愛と死をみつめて

「愛と死をみつめて」のないしょ話
その一 

愛と死をみつめて
連載コラム
『愛と死をみつめて』は、19060年代前半の日本で、小説・歌・映画・テレビドラマと連鎖的に大ヒットを記録し、凄まじい社会現象を巻き起こした純愛の実話です。東葛川柳会幹事秋元久雄さんが、その裏話を調べまとめられました。長文のため四回に分けて掲載いたします。お楽しみください。

私の頭に「愛と死をみつめて」が浮かんで離れないので書いてみます。誰かが「早く書け」と言っているみたいです。それでは「愛と死をみつめて」のまことみこが出逢うところから簡単に書いてみます。

河野實(まこと=まこ)は1941年に大阪市に生まれ、長野県伊那市に移住した。高校卒業後浪人中に大阪の病院に入院する。その病院で明るく元気な女性に出逢った。大島みち子(みこ)1942年兵庫県西脇市生まれである。河野實から声をかけた「ご家族の介護に来ているのですか?」大島みち子は「いいえ私が病人なんです」と答え、二人とも阪神タイガースのファンなので意気投合し、河野實が退院した後は文通をしていた。

河野實は1961年に中央大学に入学し、大島みち子は1962年に京都の同志社大学に入学した。大島みち子はその夏に病気が再発し入院するが、その後一度も退院することはなかった。

大島みち子の病名は軟骨肉腫で治りにくい病気と言われていた。河野實はその病院に寝泊まりして、昼は大阪駅の近くでアルバイトをし、夜は大島みち子の介護をした。そして次の1963年8月7日に大島みち子は亡くなった。

私は過去に「愛と死をみつめて」と大島みち子の日記を本にした「若きいのちの日記」を読んだが、「愛と死をみつめて」の方にはウソが書かれていると、思えるところがいくつかあると感じていた。しかしそれは余命宣言された自分を、愛し続ける河野實の悲しみを少なくするための、親切な女心だと気づくのに長い時間がかかりました。

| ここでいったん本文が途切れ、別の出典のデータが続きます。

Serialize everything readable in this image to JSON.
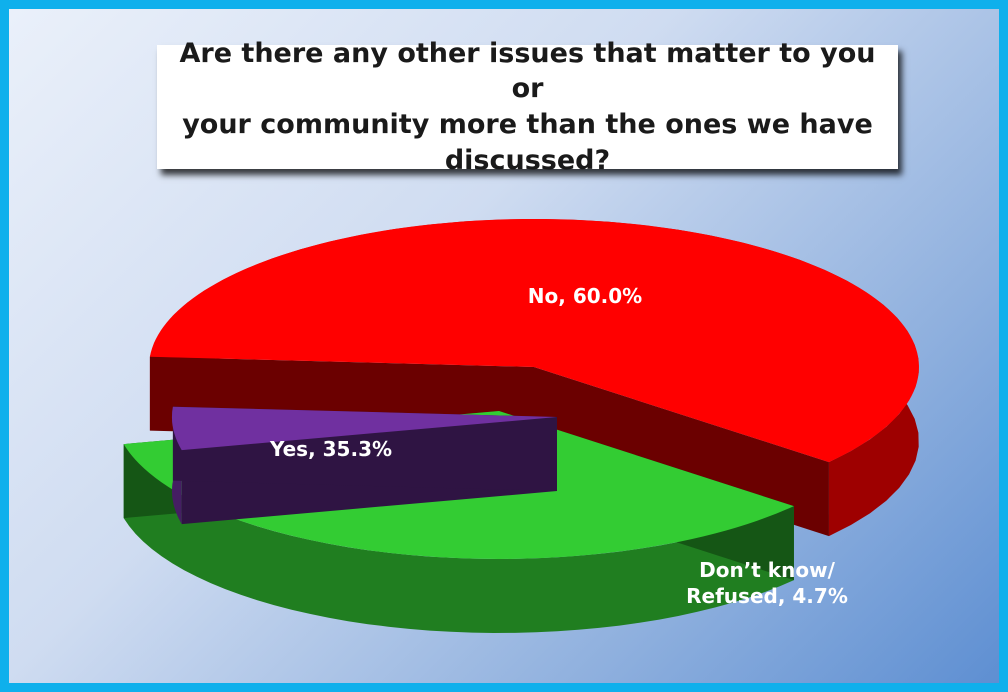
{
  "chart_data": {
    "type": "pie",
    "title": "Are there any other issues that matter to you or\nyour community more than the ones we have\ndiscussed?",
    "categories": [
      "No",
      "Yes",
      "Don’t know/ Refused"
    ],
    "values": [
      60.0,
      35.3,
      4.7
    ],
    "labels": [
      "No, 60.0%",
      "Yes, 35.3%",
      "Don’t know/\nRefused, 4.7%"
    ],
    "colors": [
      "#ff0000",
      "#33cc33",
      "#7030a0"
    ],
    "exploded": true,
    "three_d": true
  }
}
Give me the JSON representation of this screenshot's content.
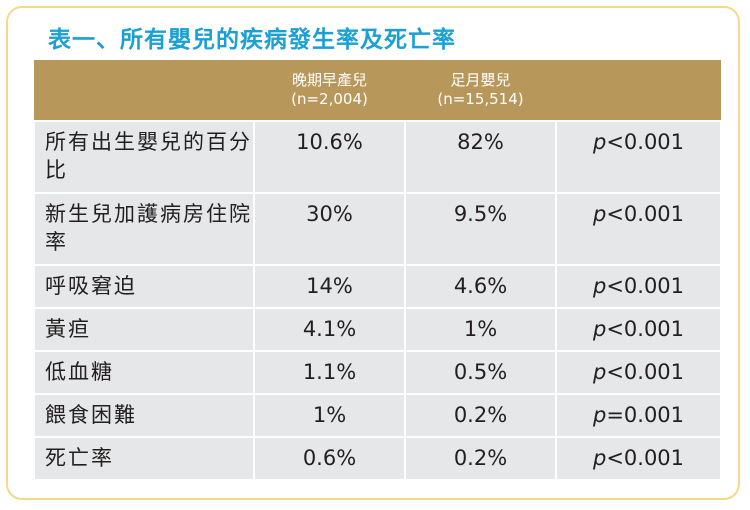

河野實は大島みち子のお葬式の後、みち子のご両親にこう言った。「私はみち子さんが生きている時に、私たちの手紙を本にしてもらおうよと言いましたが、みち子さんは『やだやだ、私たちの手紙は二人だけのものでしょ、もし私が亡くなったら捨てて下さい』と言われましたが、私はみち子さんの素敵な文章を多くの人に見てもらいたいし、みち子さんの手紙を本にして私のそばに置いておきたいのです」と言い、ご両親にわかっていただきました。

その年の9月、河野實は東京都中野区の西武新宿線の新井薬師駅に降りた。手に持つボストンバックには河野實と大島みち子が出しあった400通の手紙が入っていた。駅を出ると大和書房へ向かった。大和書房がかって出版したある若い女性の闘病日記の本を、河野實が買い大島みち子に差し上げ、二人とも感動したことがあった。この本を出版したのが大和書房なのである。
大和書房は周りが畑のアパートの一室だった。河野實は大和書房の社長に事情を説明して、手紙を本にすることをお願いし社長は引き受けてくれた。

社長は昼間の仕事が終わると事務机を部屋の隅に片づけた。その部屋は夜に一家五人の寝室になるのだった。夕食がすみ一家団欒が終わると、社長は手紙を居間に持ってきて読み始めた。そして「自分が何も手を加えずに本にしよう」と決めたが、校正がなかなか進まなかった。手紙を読むと涙が止まらなかったからだ。